The agent adds that a second company, Brilliant Minds, also exploited Rachel L.’s personal information for Medicaid housing services that it never provided to her.

MPR News attempted to call Brilliant Minds, but the business’ telephone number appears to have been disconnected. Messages were also left with Leo Human Services as well as the other companies named in the warrant: Roseville-based Liberty Plus, Pristine Health, which is based in St. Paul, and Faladcare, Inc., which has offices in Little Canada and Woodbury.

FBI agents on Wednesday also executed search warrants at the homes of the owners of Brilliant Minds, Leo Human Services, Liberty Plus, and Pristine Health. MPR News is not naming them because they have not been criminally charged. One of the homes raided is shared by two brothers, one of whom owns Leo and the other Liberty.

In a statement, the Minnesota Department of Human Services says that prior to the raids, it had stopped payments to three of the providers, and the agency briefed law enforcement "when credible signs of fraud were seen."
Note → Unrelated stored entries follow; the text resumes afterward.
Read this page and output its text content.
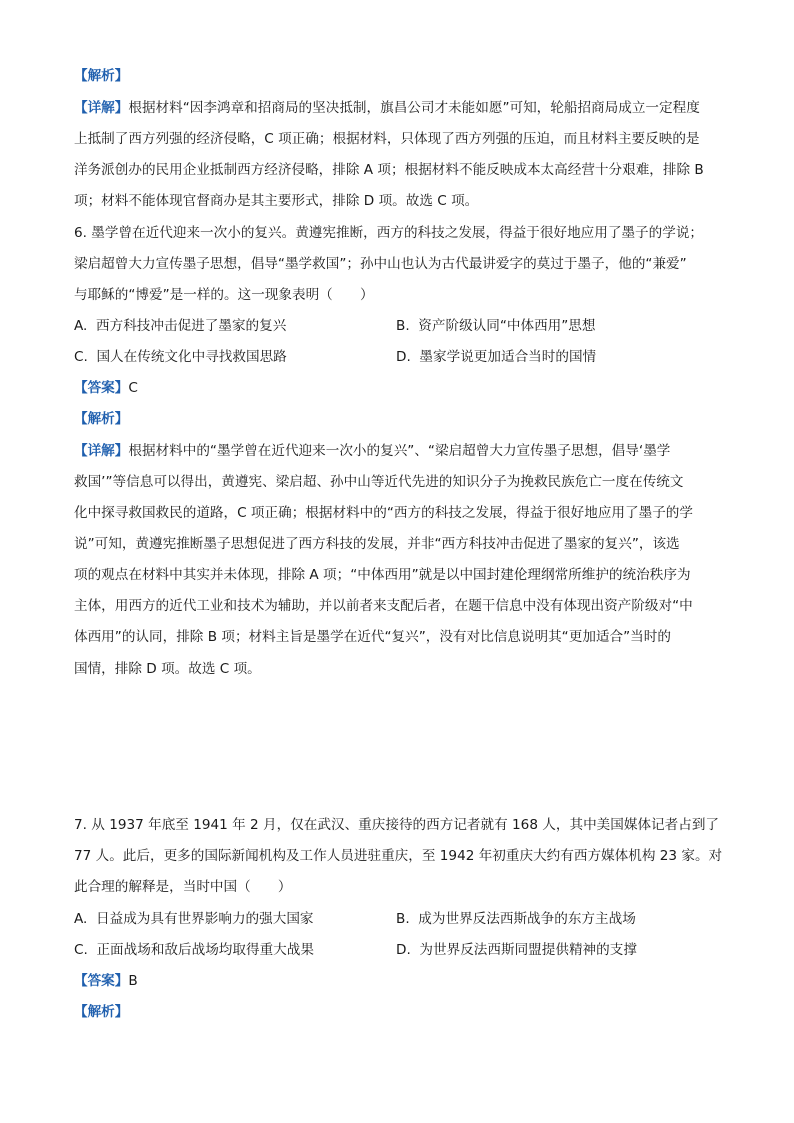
【解析】
【详解】根据材料“因李鸿章和招商局的坚决抵制，旗昌公司才未能如愿”可知，轮船招商局成立一定程度
上抵制了西方列强的经济侵略，C 项正确；根据材料，只体现了西方列强的压迫，而且材料主要反映的是
洋务派创办的民用企业抵制西方经济侵略，排除 A 项；根据材料不能反映成本太高经营十分艰难，排除 B
项；材料不能体现官督商办是其主要形式，排除 D 项。故选 C 项。
6. 墨学曾在近代迎来一次小的复兴。黄遵宪推断，西方的科技之发展，得益于很好地应用了墨子的学说；
梁启超曾大力宣传墨子思想，倡导“墨学救国”；孙中山也认为古代最讲爱字的莫过于墨子，他的“兼爱”
与耶稣的“博爱”是一样的。这一现象表明（　　）
A.  西方科技冲击促进了墨家的复兴	B.  资产阶级认同“中体西用”思想
C.  国人在传统文化中寻找救国思路	D.  墨家学说更加适合当时的国情
【答案】C
【解析】
【详解】根据材料中的“墨学曾在近代迎来一次小的复兴”、“梁启超曾大力宣传墨子思想，倡导‘墨学
救国’”等信息可以得出，黄遵宪、梁启超、孙中山等近代先进的知识分子为挽救民族危亡一度在传统文
化中探寻救国救民的道路，C 项正确；根据材料中的“西方的科技之发展，得益于很好地应用了墨子的学
说”可知，黄遵宪推断墨子思想促进了西方科技的发展，并非“西方科技冲击促进了墨家的复兴”，该选
项的观点在材料中其实并未体现，排除 A 项；“中体西用”就是以中国封建伦理纲常所维护的统治秩序为
主体，用西方的近代工业和技术为辅助，并以前者来支配后者，在题干信息中没有体现出资产阶级对“中
体西用”的认同，排除 B 项；材料主旨是墨学在近代“复兴”，没有对比信息说明其“更加适合”当时的
国情，排除 D 项。故选 C 项。
7. 从 1937 年底至 1941 年 2 月，仅在武汉、重庆接待的西方记者就有 168 人，其中美国媒体记者占到了
77 人。此后，更多的国际新闻机构及工作人员进驻重庆，至 1942 年初重庆大约有西方媒体机构 23 家。对
此合理的解释是，当时中国（　　）
A.  日益成为具有世界影响力的强大国家	B.  成为世界反法西斯战争的东方主战场
C.  正面战场和敌后战场均取得重大战果	D.  为世界反法西斯同盟提供精神的支撑
【答案】B
【解析】
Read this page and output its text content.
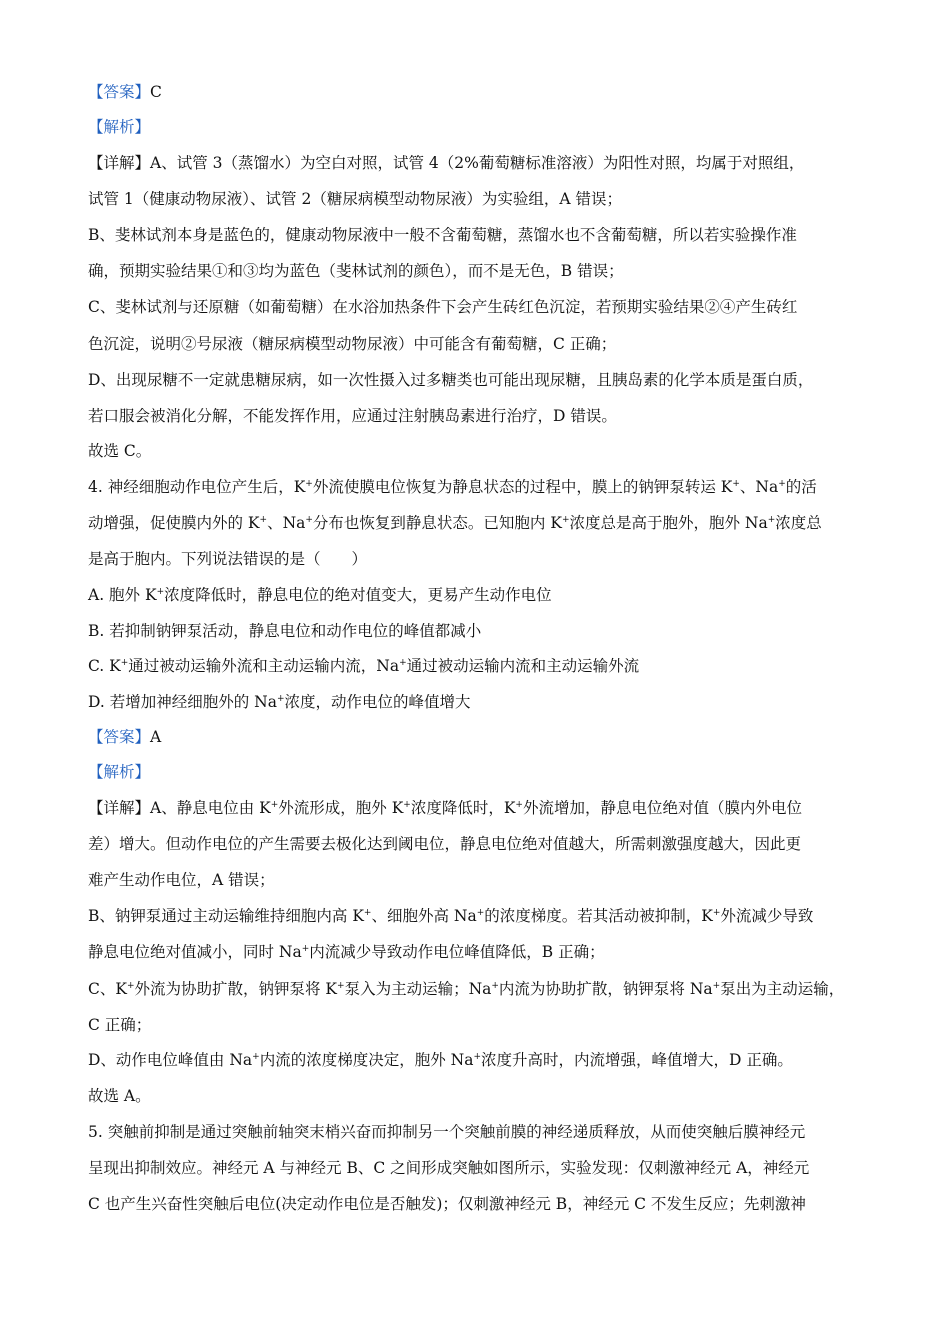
【答案】C
【解析】
【详解】A、试管 3（蒸馏水）为空白对照，试管 4（2%葡萄糖标准溶液）为阳性对照，均属于对照组，
试管 1（健康动物尿液）、试管 2（糖尿病模型动物尿液）为实验组，A 错误；
B、斐林试剂本身是蓝色的，健康动物尿液中一般不含葡萄糖，蒸馏水也不含葡萄糖，所以若实验操作准
确，预期实验结果①和③均为蓝色（斐林试剂的颜色），而不是无色，B 错误；
C、斐林试剂与还原糖（如葡萄糖）在水浴加热条件下会产生砖红色沉淀，若预期实验结果②④产生砖红
色沉淀，说明②号尿液（糖尿病模型动物尿液）中可能含有葡萄糖，C 正确；
D、出现尿糖不一定就患糖尿病，如一次性摄入过多糖类也可能出现尿糖，且胰岛素的化学本质是蛋白质，
若口服会被消化分解，不能发挥作用，应通过注射胰岛素进行治疗，D 错误。
故选 C。
4. 神经细胞动作电位产生后，K+外流使膜电位恢复为静息状态的过程中，膜上的钠钾泵转运 K+、Na+的活
动增强，促使膜内外的 K+、Na+分布也恢复到静息状态。已知胞内 K+浓度总是高于胞外，胞外 Na+浓度总
是高于胞内。下列说法错误的是（　　）
A. 胞外 K+浓度降低时，静息电位的绝对值变大，更易产生动作电位
B. 若抑制钠钾泵活动，静息电位和动作电位的峰值都减小
C. K+通过被动运输外流和主动运输内流，Na+通过被动运输内流和主动运输外流
D. 若增加神经细胞外的 Na+浓度，动作电位的峰值增大
【答案】A
【解析】
【详解】A、静息电位由 K+外流形成，胞外 K+浓度降低时，K+外流增加，静息电位绝对值（膜内外电位
差）增大。但动作电位的产生需要去极化达到阈电位，静息电位绝对值越大，所需刺激强度越大，因此更
难产生动作电位，A 错误；
B、钠钾泵通过主动运输维持细胞内高 K+、细胞外高 Na+的浓度梯度。若其活动被抑制，K+外流减少导致
静息电位绝对值减小，同时 Na+内流减少导致动作电位峰值降低，B 正确；
C、K+外流为协助扩散，钠钾泵将 K+泵入为主动运输；Na+内流为协助扩散，钠钾泵将 Na+泵出为主动运输，
C 正确；
D、动作电位峰值由 Na+内流的浓度梯度决定，胞外 Na+浓度升高时，内流增强，峰值增大，D 正确。
故选 A。
5. 突触前抑制是通过突触前轴突末梢兴奋而抑制另一个突触前膜的神经递质释放，从而使突触后膜神经元
呈现出抑制效应。神经元 A 与神经元 B、C 之间形成突触如图所示，实验发现：仅刺激神经元 A，神经元
C 也产生兴奋性突触后电位(决定动作电位是否触发)；仅刺激神经元 B，神经元 C 不发生反应；先刺激神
The agency adds that it has open investigations into all five of the providers, and “uses all of the tools at its disposal to detect and prevent Medicaid fraud.”

“Minnesota has a fraud problem—and not a small one,” Acting U.S. Attorney Joe Thompson said in a statement. “For too long, organized fraud schemes like this have flourished in plain sight, draining public resources dry. Today’s warrants are another step in a much bigger reckoning. This state needs to confront the scale of its fraud problem—because ignoring it is no longer an option.